In 2016, Geoffrey Hinton predicted AI would replace radiologists. A decade later, despite advances in automating scan reading, there are more radiologists than ever, earning more than ever. The job turned out to be much more than the task AI could do. It was triaging, communicating with physicians, training residents, making the difficult calls that other clinicians trust enough to act on. Each of those is a bottleneck: a point where the human is essential to the process working.
Recent research has a term for why the radiologist survived. A strong bundle.¹ Think of a job not as a list of tasks but as a bundle of them. Some bundles are weak: the tasks do not depend on each other, so they can be pulled apart without losing value. Data entry, routine summarization, single-function work. But a strong bundle is different. The tasks are interdependent. You need the same person connecting all of them. And automating one task within a strong bundle does not eliminate the human. It makes the remaining human work more valuable.³
The most vulnerable workers are the most narrow. Single-task, single-skill, already being unbundled.² As I wrote in my last post, Smith warned 250 years ago what happens when you reduce a person to a single narrow operation: you strip them of the capacity for judgment, conversation, feeling.⁴ As they are dehumanized, they lose their human value. And what has lost its human value is what gets automated. AI is a sorting function on human capability. It rewards complexity and punishes narrowness.

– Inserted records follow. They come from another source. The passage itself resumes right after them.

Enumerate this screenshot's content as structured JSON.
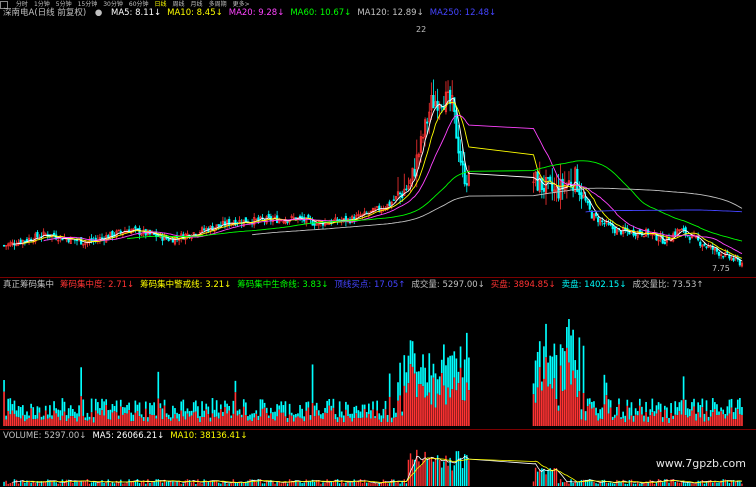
{
  "toolbar": {
    "items": [
      "分时",
      "1分钟",
      "5分钟",
      "15分钟",
      "30分钟",
      "60分钟",
      "日线",
      "周线",
      "月线",
      "多周期",
      "更多>"
    ],
    "active_index": 6
  },
  "price_panel": {
    "title": "深南电A(日线 前复权)",
    "ma": [
      {
        "label": "MA5: 8.11↓",
        "color": "#ffffff"
      },
      {
        "label": "MA10: 8.45↓",
        "color": "#ffff00"
      },
      {
        "label": "MA20: 9.28↓",
        "color": "#ff44ff"
      },
      {
        "label": "MA60: 10.67↓",
        "color": "#00ff00"
      },
      {
        "label": "MA120: 12.89↓",
        "color": "#c0c0c0"
      },
      {
        "label": "MA250: 12.48↓",
        "color": "#4444ff"
      }
    ],
    "high_label": "22",
    "low_label": "7.75"
  },
  "indicator_panel": {
    "items": [
      {
        "label": "真正筹码集中",
        "color": "#c0c0c0"
      },
      {
        "label": "筹码集中度: 2.71↓",
        "color": "#ff3333"
      },
      {
        "label": "筹码集中警戒线: 3.21↓",
        "color": "#ffff00"
      },
      {
        "label": "筹码集中生命线: 3.83↓",
        "color": "#00ff00"
      },
      {
        "label": "顶线买点: 17.05↑",
        "color": "#4444ff"
      },
      {
        "label": "成交量: 5297.00↓",
        "color": "#c0c0c0"
      },
      {
        "label": "买盘: 3894.85↓",
        "color": "#ff3333"
      },
      {
        "label": "卖盘: 1402.15↓",
        "color": "#00ffff"
      },
      {
        "label": "成交量比: 73.53↑",
        "color": "#c0c0c0"
      }
    ]
  },
  "volume_panel": {
    "items": [
      {
        "label": "VOLUME: 5297.00↓",
        "color": "#c0c0c0"
      },
      {
        "label": "MA5: 26066.21↓",
        "color": "#ffffff"
      },
      {
        "label": "MA10: 38136.41↓",
        "color": "#ffff00"
      }
    ]
  },
  "watermark": "www.7gpzb.com",
  "colors": {
    "up": "#ff3333",
    "down": "#00ffff",
    "background": "#000000"
  },
  "chart_data": {
    "type": "bar",
    "candles": {
      "n": 240,
      "price_range": [
        7.5,
        22.5
      ],
      "close_anchors": [
        [
          0,
          8.9
        ],
        [
          20,
          9.6
        ],
        [
          40,
          9.1
        ],
        [
          60,
          9.9
        ],
        [
          80,
          9.3
        ],
        [
          110,
          10.4
        ],
        [
          140,
          10.6
        ],
        [
          150,
          10.3
        ],
        [
          165,
          10.5
        ],
        [
          175,
          10.9
        ],
        [
          185,
          11.5
        ],
        [
          195,
          12.8
        ],
        [
          200,
          15.2
        ],
        [
          205,
          17.8
        ],
        [
          210,
          18.2
        ],
        [
          215,
          17.6
        ],
        [
          220,
          13.5
        ],
        [
          223,
          13.0
        ]
      ],
      "close_anchors_2": [
        [
          0,
          13.0
        ],
        [
          10,
          12.2
        ],
        [
          20,
          13.1
        ],
        [
          28,
          10.8
        ],
        [
          40,
          9.8
        ],
        [
          55,
          9.7
        ],
        [
          63,
          9.2
        ],
        [
          70,
          9.9
        ],
        [
          80,
          9.1
        ],
        [
          90,
          8.4
        ],
        [
          100,
          7.8
        ]
      ]
    }
  }
}
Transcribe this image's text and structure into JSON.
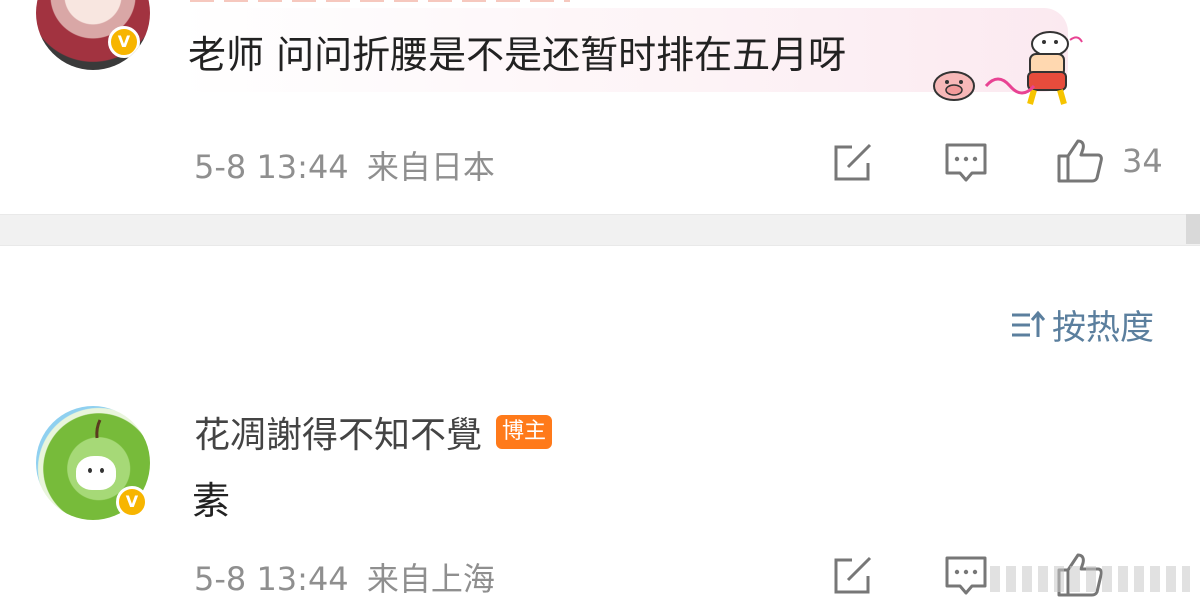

This pattern plays out at larger scales too. In London, AI can draft a planning review, but it cannot convince the environmental group to drop its lawsuit, persuade the politicians, or negotiate with the neighbors.⁵ The bottleneck is human. The beneficiary is human. The friction is the necessary work of moving complex things forward in a human world. When the decisions have real consequences, health, contested negotiations, large-scale outcomes, we trust humans. Why Judgment Is Ours
The consultant I approached is exactly this kind of strong bundle. The more of your human capabilities you bring to the work, the stronger the bundle becomes. This is not something that happens automatically. The tendency in most organizations is the opposite: to narrow roles, assign single tasks, optimize for efficiency, as Adam Smith so famously laid out. It feels like the right move in the short run. But it is exactly what makes people more exposed. The work is to resist the narrowing and cultivate what makes you central to the equation.
AI does not reduce the need for humans. It concentrates the value at the human bottleneck.
In a framework built purely for throughput, a bottleneck is something to be removed. That is the Silicon Valley narrative: the human slows the system down. But a bottleneck is only a flaw in a system optimized for efficiency. In a system that depends on judgment, trust, and coordination, it is the point of highest value. Everything passes through us. In engineering, they have a term for the principle of designing systems around that rather than against it. The human factor. Not a flaw in the system. The reason the system works, if we stay complex enough to hold that role.
¹ Garicano, Li and Wu, "Weak Bundle, Strong Bundle: How AI Redraws Job Boundaries," March 2026. ² Frey and Osborne, "The Future of Employment," Oxford University. ³ Gans and Goldfarb, "O-Ring Automation," NBER Working Paper 34639, 2026. ⁴ Smith, The Wealth of Nations, Book V, Ch. 1. ⁵ Garicano, via Business Today, February 2026.